Vapotage: Ottawa to intensify inspections

Health Canada is poised to launch this fall a series of inspections of businesses that sell vaping and sampling products to analyze components and nicotine content.
B hile the Ministry refused to confirm the information, The Canadian Press has learned that 22 inspectors assigned to this task will be made to realize this work of inspection and sampling.

In an e-mail to Canadian Press, Health Canada confirms that “by the end of 2019, Health Canada inspectors will have visited 3,000 retailers of vaping products [specialty stores and convenience stores] to verify compliance with LTPV [Tobacco and Vapor Products Act] and the CCPSA [Canada Consumer Product Safety Act] “.

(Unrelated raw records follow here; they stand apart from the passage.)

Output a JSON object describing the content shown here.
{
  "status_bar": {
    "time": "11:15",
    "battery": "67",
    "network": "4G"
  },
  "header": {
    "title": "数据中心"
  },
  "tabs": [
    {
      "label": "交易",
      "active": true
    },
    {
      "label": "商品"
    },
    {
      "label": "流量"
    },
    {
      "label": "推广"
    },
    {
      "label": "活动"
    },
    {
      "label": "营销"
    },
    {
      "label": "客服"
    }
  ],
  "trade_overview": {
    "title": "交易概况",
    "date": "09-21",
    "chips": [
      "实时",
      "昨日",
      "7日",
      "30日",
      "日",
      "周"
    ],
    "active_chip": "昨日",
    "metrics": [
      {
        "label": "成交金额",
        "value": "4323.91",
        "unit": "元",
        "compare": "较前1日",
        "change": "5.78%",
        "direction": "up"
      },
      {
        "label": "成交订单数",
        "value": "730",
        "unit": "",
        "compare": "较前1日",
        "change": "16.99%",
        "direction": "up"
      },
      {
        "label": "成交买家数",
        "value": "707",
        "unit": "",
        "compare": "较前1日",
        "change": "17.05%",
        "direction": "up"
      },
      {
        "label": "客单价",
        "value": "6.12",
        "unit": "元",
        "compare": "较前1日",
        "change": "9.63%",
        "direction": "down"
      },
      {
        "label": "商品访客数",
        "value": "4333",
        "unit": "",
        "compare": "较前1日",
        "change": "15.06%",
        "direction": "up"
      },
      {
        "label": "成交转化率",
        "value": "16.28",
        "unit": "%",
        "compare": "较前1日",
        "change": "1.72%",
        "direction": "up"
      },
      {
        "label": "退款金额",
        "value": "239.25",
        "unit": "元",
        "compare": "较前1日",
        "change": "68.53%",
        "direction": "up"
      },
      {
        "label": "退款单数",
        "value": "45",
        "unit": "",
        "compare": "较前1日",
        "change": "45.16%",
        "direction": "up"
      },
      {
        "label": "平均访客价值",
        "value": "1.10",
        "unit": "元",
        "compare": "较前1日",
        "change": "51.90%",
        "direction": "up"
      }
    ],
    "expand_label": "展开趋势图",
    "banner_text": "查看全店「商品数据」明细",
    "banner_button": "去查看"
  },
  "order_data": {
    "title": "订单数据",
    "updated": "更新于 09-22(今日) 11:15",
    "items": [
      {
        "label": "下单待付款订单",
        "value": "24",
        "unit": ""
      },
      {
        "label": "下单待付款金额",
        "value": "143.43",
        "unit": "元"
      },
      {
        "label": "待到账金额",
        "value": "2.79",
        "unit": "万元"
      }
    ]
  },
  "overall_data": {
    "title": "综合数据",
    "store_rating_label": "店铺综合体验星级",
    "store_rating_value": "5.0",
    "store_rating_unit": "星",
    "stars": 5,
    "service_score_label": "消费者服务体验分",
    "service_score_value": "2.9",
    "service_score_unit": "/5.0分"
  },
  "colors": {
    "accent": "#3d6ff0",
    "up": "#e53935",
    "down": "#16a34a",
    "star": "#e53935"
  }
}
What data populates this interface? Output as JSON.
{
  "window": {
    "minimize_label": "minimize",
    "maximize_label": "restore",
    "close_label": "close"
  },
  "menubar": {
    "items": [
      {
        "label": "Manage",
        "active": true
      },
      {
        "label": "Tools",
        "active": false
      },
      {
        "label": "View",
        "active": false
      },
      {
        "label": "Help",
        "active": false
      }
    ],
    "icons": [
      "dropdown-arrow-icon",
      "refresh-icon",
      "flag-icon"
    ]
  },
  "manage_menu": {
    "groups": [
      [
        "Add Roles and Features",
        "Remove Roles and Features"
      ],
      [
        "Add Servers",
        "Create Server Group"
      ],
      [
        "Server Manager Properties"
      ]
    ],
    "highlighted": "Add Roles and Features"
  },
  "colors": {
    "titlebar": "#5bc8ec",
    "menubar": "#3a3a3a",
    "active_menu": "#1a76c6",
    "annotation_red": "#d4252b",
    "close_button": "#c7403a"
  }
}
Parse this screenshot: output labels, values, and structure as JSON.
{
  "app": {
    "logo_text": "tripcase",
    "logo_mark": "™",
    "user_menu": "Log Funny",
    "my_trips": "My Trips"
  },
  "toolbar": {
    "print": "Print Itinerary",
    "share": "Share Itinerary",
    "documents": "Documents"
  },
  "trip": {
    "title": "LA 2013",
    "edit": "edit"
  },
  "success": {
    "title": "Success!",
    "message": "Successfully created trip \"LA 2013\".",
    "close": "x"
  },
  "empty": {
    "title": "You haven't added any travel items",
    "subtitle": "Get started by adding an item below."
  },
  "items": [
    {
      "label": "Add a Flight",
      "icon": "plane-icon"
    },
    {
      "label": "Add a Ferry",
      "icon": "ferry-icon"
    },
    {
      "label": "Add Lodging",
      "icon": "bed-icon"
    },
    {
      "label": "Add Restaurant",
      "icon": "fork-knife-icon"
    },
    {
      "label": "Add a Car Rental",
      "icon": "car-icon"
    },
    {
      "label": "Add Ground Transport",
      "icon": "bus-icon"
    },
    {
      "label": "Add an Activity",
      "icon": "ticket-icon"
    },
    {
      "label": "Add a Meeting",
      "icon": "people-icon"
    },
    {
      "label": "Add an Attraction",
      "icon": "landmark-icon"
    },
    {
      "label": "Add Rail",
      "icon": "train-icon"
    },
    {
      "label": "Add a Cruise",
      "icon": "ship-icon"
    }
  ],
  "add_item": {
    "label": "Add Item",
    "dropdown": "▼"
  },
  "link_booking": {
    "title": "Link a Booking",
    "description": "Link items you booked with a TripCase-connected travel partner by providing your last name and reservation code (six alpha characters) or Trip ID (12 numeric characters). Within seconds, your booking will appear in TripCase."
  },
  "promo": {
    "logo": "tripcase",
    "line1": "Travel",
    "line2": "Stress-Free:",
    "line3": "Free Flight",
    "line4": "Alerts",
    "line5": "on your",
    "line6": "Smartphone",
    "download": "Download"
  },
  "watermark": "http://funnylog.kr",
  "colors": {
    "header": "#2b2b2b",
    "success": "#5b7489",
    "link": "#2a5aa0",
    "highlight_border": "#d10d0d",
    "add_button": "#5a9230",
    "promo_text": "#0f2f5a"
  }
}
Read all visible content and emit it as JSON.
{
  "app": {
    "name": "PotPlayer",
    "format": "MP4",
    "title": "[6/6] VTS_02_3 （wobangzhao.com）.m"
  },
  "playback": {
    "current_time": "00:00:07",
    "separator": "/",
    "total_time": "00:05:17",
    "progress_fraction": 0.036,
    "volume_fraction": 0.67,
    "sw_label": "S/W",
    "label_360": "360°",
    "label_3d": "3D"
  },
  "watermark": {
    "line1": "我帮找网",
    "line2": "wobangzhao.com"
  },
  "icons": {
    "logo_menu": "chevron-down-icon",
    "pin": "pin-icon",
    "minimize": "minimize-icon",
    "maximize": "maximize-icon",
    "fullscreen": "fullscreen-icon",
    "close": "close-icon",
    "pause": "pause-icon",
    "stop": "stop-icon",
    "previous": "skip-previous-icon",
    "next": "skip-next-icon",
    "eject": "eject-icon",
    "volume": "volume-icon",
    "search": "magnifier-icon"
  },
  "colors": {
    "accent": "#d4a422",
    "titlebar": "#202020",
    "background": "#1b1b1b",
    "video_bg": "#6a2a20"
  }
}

The Ministry adds that inspectors will review “all products on sale in the establishment” and that “failure to comply with one or more of the provisions of the legislation could have serious consequences, such as seizure of products or penalties. monetary “.

Vape liquids – also known as e-liquids – contain glycerol or propylene glycol that serve as a nicotine diluent, as well as diacetyl, used for flavors, products that pose a risk of toxicity, although much less serious than those tobacco. The new generation of electronic cigarettes uses what are known as nicotine salts.

To these known ingredients is added another variable, more worrying this one, warns Mathieu Valke, toxicologist at the National Institute of Public Health of Quebec: “there is always possibility of chemicals in all that is smoked or inhaled . The problem is that there is not too much regulation on the content of liquids, which we do not really know what they contain.

Health Canada notes, however, that the proposed Vape Product Labeling and Packaging Regulations provide that “the labels of all vaping substances must include a list of ingredients. In addition, vaping products that contain nicotine will need to have a standardized statement on nicotine concentration and a warning about the risk of nicotine addiction. ”

“Vapoter is a bit of an act of faith,” says Dr. Mathieu Morissette, a researcher at the University Institute of Cardiology and Pulmonology of Quebec, affiliated with Laval University. “You can get e-liquids from shady places or order them on the internet without really knowing what’s in it – not everyone has a biochemistry lab at home to analyze the situation. content. ”


Can we rely on labeling once the regulation is in place? This one could be deceiving, answers Dr. Morissette.

“In studies where e-cigarettes were randomly taken from convenience stores and nicotine was dosed, half of the e-cigarettes that said they did not have nicotine contained them,” he says.

That’s why Health Canada wants to take a closer look, on a large scale. “By the end of 2019, the Department will have inspected 1,000 specialty stores and 2,000 convenience stores in total,” the ministry said.

This is only a tiny fraction of the shops on the street and, with 22 inspectors, the task looks daunting. “With the amount of liquids, vape shops that exist, liquids that can be ordered on the internet, it’s almost impossible to control,” sighs Mathieu Morissette.